On November 23 we wrote about a duet featuring Erik Hassle and Ellie Goulding. Referencing Eric Morecambe and Ernie Wise's signature tune 'Bring Me Sunshine' we headlined our article 'Erik & Ellie bring the sunshine' which we now accept may have been slightly too obscure a reference point for many readers and may, to the vast majority, simply have looked like a shit headine. We apologise to readers who took offence.

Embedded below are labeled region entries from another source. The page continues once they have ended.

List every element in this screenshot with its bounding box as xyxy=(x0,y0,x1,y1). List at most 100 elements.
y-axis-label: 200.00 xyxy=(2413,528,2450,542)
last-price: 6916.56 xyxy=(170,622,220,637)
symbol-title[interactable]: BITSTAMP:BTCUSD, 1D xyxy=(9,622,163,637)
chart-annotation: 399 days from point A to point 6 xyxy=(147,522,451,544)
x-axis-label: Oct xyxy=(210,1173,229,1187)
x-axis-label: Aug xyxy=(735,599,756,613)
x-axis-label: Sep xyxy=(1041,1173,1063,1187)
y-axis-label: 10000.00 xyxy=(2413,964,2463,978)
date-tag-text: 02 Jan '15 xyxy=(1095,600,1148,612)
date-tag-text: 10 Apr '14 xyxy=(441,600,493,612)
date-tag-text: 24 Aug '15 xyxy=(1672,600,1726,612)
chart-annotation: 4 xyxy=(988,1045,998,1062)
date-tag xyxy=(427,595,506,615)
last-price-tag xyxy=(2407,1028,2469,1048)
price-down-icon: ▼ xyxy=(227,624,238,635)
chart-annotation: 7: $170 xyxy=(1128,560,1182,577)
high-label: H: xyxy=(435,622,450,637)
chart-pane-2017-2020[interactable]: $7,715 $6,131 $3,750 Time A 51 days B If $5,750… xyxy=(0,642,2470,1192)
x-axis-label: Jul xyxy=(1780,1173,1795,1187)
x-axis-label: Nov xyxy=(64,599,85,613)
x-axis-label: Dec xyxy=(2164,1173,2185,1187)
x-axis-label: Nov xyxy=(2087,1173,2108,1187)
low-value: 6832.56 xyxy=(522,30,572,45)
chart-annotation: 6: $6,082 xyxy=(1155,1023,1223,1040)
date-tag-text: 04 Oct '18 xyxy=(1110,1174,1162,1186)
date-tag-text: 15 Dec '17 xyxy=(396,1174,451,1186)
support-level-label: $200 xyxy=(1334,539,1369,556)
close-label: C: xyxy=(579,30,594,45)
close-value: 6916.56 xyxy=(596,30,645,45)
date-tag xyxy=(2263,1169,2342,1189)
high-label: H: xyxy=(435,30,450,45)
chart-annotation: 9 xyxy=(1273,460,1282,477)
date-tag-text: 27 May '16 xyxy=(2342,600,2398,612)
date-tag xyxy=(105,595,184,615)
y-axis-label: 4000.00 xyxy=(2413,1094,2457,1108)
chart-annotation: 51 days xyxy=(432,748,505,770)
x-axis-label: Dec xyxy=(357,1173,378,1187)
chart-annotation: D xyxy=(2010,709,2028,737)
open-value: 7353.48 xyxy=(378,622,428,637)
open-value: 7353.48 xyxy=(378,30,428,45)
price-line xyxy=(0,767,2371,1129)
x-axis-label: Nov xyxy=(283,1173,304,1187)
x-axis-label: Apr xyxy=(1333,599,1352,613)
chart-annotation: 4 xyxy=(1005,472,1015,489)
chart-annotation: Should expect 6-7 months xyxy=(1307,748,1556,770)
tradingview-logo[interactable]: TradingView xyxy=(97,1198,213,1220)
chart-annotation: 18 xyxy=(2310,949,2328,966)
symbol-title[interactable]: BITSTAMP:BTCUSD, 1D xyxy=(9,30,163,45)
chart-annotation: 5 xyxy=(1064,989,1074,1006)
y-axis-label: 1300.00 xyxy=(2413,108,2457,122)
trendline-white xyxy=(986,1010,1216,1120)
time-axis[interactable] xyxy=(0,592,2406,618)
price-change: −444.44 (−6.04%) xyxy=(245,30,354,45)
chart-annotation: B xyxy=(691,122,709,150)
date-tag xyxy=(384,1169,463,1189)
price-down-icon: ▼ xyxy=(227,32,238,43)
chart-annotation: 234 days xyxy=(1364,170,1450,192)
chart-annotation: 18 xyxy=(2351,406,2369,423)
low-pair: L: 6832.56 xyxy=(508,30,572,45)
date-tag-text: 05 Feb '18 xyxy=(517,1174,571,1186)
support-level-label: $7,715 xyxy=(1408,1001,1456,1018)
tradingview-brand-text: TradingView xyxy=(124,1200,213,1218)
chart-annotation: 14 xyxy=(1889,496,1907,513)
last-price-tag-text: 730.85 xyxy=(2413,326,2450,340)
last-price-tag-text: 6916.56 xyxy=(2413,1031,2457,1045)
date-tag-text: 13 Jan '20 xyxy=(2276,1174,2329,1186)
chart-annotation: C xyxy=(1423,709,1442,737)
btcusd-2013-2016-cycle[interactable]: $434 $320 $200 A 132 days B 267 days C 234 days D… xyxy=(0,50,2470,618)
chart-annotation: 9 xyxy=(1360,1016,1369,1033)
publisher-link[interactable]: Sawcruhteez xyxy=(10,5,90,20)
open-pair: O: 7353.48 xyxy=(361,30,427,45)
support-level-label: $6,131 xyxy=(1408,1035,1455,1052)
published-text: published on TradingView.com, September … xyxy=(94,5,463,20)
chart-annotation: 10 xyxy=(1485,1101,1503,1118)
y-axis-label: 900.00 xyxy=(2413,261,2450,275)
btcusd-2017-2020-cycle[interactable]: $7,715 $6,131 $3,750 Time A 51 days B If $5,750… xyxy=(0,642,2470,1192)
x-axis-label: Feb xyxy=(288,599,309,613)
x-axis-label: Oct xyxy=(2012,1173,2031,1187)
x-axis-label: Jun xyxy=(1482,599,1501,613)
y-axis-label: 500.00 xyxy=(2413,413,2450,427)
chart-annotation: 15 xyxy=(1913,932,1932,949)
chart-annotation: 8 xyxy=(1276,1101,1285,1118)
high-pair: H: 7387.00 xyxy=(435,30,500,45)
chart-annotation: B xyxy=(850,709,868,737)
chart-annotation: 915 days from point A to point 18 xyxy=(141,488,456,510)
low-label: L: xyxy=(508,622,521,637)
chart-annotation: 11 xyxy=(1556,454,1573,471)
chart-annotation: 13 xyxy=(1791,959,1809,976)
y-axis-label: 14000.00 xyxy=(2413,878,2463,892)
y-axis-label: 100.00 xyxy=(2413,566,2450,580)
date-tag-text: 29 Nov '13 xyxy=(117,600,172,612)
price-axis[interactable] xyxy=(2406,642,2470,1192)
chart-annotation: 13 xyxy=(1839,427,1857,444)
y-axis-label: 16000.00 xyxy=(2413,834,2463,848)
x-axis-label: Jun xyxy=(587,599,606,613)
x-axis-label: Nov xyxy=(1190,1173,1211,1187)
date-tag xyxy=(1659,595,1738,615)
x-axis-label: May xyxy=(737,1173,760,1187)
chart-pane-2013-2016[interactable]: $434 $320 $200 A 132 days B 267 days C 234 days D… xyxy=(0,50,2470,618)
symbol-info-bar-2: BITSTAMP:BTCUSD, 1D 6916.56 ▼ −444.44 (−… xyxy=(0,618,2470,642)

In a post regarding Elin Lanto's 'Love Made Me Stupid', we wrote: "We are going to make an iTunes playlist which contains this song 17 times, then we are going to burn that playlist to a CD, then we are going to post that CD to Vampire Weekend. Nothing may come of it but at least we can say we tried." We now accept that the environmentally friendly option might be to somehow send this playlist to Vampire Weekend electronically, through a service such as Spotify or (with permission from the copyright holder) using a service such as Dropbox. We apologise to those among you who quite rightly take a keen interest in the environment and the future of the planet.
In an article posted on November 17 we made reference to Danyl from The X Factor and his 'extreme seriousface'. We now accept that the official name of this afflication is 'extreme stupid seriousface' and we apologise to other sufferers who may have been offended by this genuine error on our part.
In an article posted on November 12 we may have suggested that by using the phrase 'ALL THE GREATEST HITS' in large letters on promotional posters for a live album, The Killers' record label were hoping to fool some fans into thinking that the release was a greatest hits collection. We now accept that instead of attempting to fool some fans, the label were in fact trying to fool all fans. Apologies to Mercury for the error.
On November 9, in an article titled 'Joe McElderry: voice of an angle' we claimed that the X Factor singer was prone to tilting his head at an angle of ten degrees when receiving praise from judges. Upon further inspection of video footage we are now prepared to accept that we may have been conservative with this claim and that the true angle of his headtilt might be closer to twelve degrees. This said, we are confident that if one takes into account lesser headtilt displays during results shows, an average of all headtilts would still leave us with a ten degree headtilt.